Lissoni, formado en el Politécnico de Milán, es fruto de la cultura humanística de la universidad italiana, que teóricos como Vasari y Jean Bastiste Alberti ya habían fijado en el 1500: el arquitecto como ingeniero, escultor, doctor, licenciado y artesano... "A mí me gustaría ser así", afirma Lissoni, que abomina del modelo anglosajón. "No me gusta ser simplemente un arquitecto o un ingeniero o un diseñador industrial, o un art designer. Sólo a un inglés se le puede ocurrir una división tan tonta. Es una escuela que ha construido monstruos. Los arquitectos diseñan una piel; los ingenieros, la parte técnica, y otros diseñan lo que va dentro. Entras en un edificio de Zaha Hadid blanco, limpio, y dentro es un edificio barroco. O ves una obra de Rem Koolhas y nada tiene que ver el interior con el exterior. No discuto la espectacularidad del edificio, sino la desconexión entre lo que sucede dentro y fuera. La escuela inglesa ha destruido un modelo cultural". Pero, por suerte, concluye Lissoni, "las nuevas generaciones de arquitectos son absolutamente contrarias al mundo anglosajón".

Como diseñador, tuvo la suerte de nacer en Italia: "Milán, Treviso, la Toscana... llevan en el ADN el concepto de industria desde hace mil años. No se puede hacer proyectos importantes si no hay una industria fuerte". Y Lissoni recuerda que cuando se ha intentado construir un movimiento de diseño sin una industria detrás, se ha quedado simplemente en un experimento, porque sin industria no vas a ninguna parte. "No hace falta que las industrias sean grandes - añade -, pero sí es necesario un background tecnológico y humano. Nuestras empresas son capaces de construir objetos absurdos como los chinos, pero también las lentes del Hubble. Hay artesanos que construyen las maquetas con las manos, pero pensando en que lo fabricarán robots".
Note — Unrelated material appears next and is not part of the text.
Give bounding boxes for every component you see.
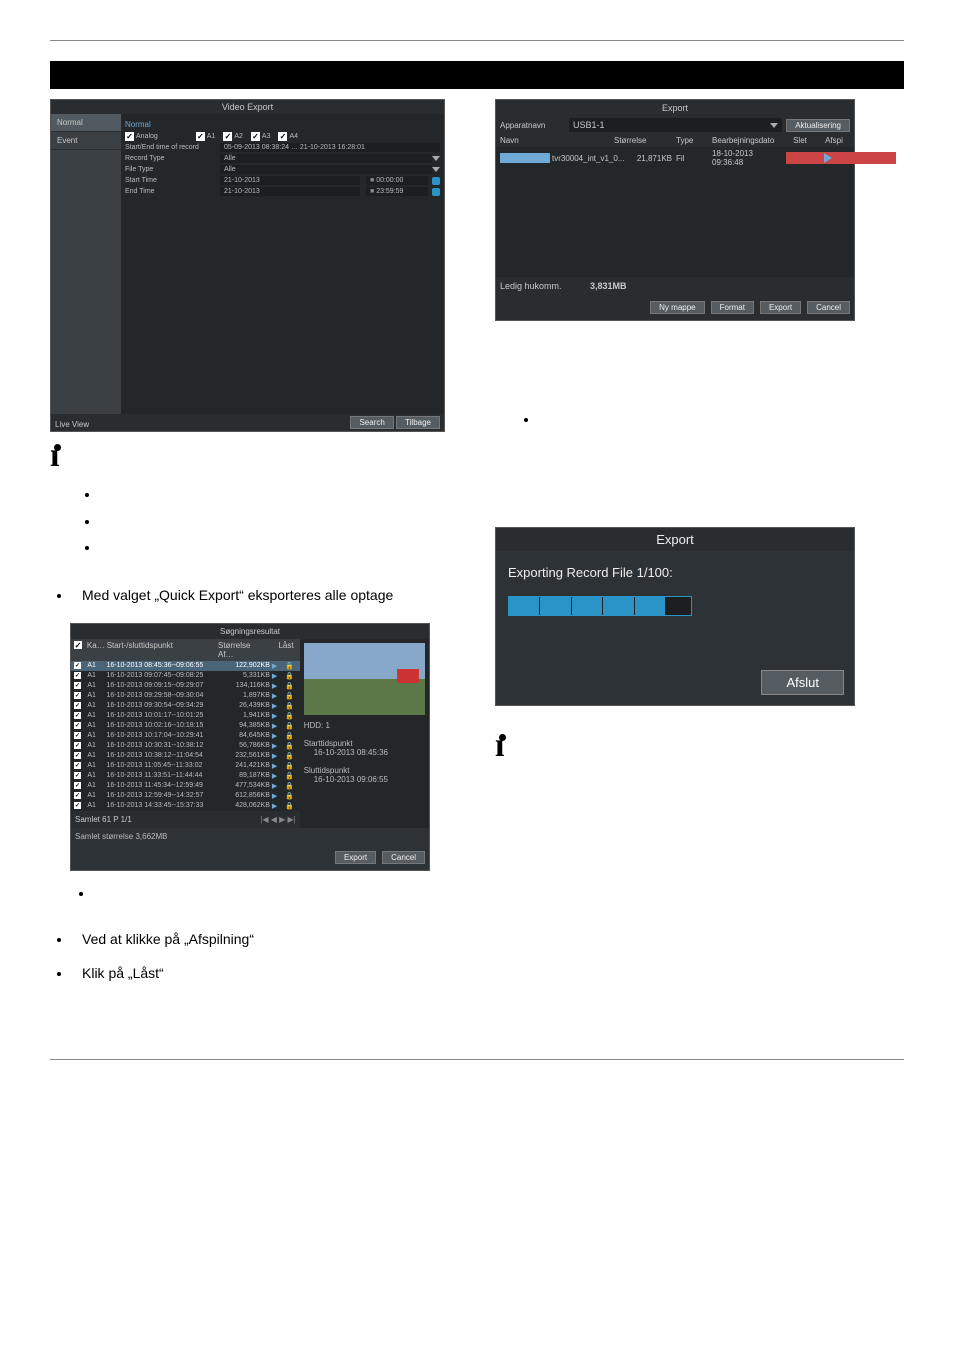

No es Lissoni un fetichista de sus propios diseños y reconoce que su casa es una "esquizofrénica" combinación de muebles escandinavos de los 60 y 70, piezas de clásicos como Le Corbusier y antigüedades.

No encuentra contradictorio con su pasión por los clásicos afirmar que "el modelo que defiende que la arquitectura es un icono para el futuro es arrogante y caduco... Mejor materiales ligeros que no tienen por qué durar mil años como el coliseo". Y asegura que nunca ha creído que sus creaciones vayan a convertirse en iconos. "Lo que hago tiene un tiempo, una vida. Como mis edificios, que durarán entre 25 y 30 años y luego serán destruidos o reciclados".

Y pese a que vive del diseño, muestra este creador otro contradictorio desapego por los objetos: "Una parte de mi sangre, muy diluida, es judía sefardí. Me enseñaron de pequeño que lo único que necesitas para ir por el mundo es el cerebro y el corazón. No importan los muebles, ni las alfombras, ni los cuadros".